Nairobi — An old woman, her back breaking with a load of firewood, staggers along a forest path. Every month she has to walk further afield to find wood for cooking and heating, for supplies are dwindling.
The scene is repeated millions of times throughout African and other third-world countries.
She and the family have to have the wood. There is nothing else.
But every log she gathers contributes to the degradation of the environment, contributing to the spread of deserts and arid areas.
Acute shortages of firewood affect some 90 million people in developing countries, according to United Nations energy experts.
The answer, say these same experts, is to produce more efficient fuelwood stoves acceptable to villagers, and to establish fuelwood plantations near villages.
Most stoves in developing countries use little more than 10 percent of the heat produced from wood-burning.
A project in the Kenyan village of Ruiru-Githanguri is sponsored by Prince Sadruddin Aga Khan's foundation in Switzerland and the UN Environment Program (UNEP). The project is experimenting with fuelwood plantations and making prototypes of woodstoves with the eventual goal of mass production throughout the third world.

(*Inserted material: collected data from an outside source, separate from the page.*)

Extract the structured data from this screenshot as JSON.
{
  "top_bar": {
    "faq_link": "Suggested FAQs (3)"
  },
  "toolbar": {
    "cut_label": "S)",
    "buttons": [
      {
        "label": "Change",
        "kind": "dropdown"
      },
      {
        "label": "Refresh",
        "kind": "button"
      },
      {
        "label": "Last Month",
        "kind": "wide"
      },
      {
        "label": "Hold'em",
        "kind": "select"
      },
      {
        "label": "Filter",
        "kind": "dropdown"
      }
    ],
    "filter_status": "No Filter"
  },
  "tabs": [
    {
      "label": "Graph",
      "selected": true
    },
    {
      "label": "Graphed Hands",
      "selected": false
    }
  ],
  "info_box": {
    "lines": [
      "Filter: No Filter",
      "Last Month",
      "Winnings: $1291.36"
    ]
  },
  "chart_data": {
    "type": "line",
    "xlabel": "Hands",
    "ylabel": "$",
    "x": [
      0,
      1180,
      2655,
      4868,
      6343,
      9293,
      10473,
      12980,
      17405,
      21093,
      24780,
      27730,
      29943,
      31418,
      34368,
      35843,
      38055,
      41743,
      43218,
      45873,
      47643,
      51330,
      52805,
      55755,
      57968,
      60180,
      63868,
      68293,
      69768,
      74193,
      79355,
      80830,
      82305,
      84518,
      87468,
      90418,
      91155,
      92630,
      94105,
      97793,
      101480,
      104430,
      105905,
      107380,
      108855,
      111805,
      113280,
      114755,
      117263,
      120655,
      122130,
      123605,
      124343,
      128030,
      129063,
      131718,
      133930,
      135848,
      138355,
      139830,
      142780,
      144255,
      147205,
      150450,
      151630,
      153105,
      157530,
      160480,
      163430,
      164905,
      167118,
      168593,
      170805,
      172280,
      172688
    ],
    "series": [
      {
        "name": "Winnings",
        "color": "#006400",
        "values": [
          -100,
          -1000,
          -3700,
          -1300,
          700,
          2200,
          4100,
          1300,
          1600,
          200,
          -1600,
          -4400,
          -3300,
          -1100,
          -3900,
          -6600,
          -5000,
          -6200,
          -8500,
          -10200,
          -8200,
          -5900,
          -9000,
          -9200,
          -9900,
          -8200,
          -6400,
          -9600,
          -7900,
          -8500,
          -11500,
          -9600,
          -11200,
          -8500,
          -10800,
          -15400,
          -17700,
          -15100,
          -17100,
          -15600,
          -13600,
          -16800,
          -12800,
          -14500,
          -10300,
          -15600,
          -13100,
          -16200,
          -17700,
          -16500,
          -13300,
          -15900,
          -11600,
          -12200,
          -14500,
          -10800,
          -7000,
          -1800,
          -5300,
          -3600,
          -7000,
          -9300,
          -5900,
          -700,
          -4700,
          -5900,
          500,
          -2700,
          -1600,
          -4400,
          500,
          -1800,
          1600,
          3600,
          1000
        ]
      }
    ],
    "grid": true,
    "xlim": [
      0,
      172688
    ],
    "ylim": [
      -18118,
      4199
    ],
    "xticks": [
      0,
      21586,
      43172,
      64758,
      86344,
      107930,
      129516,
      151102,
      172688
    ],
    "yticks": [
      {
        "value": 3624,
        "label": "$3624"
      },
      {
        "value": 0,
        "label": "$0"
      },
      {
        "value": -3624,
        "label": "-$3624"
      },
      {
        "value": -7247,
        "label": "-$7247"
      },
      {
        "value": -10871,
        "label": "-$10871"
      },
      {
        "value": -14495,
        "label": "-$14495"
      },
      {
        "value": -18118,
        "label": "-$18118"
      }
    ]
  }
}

The tests start this month with the cooperation of some 18,000 villagers. The Aga Khan is a former UN high commissioner for refugees. His foundation is engaged in the search for alternative sources of energy for the third world.
UNEP has already set up an experimental rural energy center in Sri Lanka to generate power from the sun, wind, and biogas. In one center in the Phillipines, windmills deliver water at low cost to villagers. A rural energy center has been set up in Senegal, and another in Indonesia.
Setting up fuelwood plantations to relieve the terrible pressure on the forests, and the promotion of more fuel-efficient wood stoves are still, UNEP points out, in the early stages, but they hope the eventual benefits will be enormous.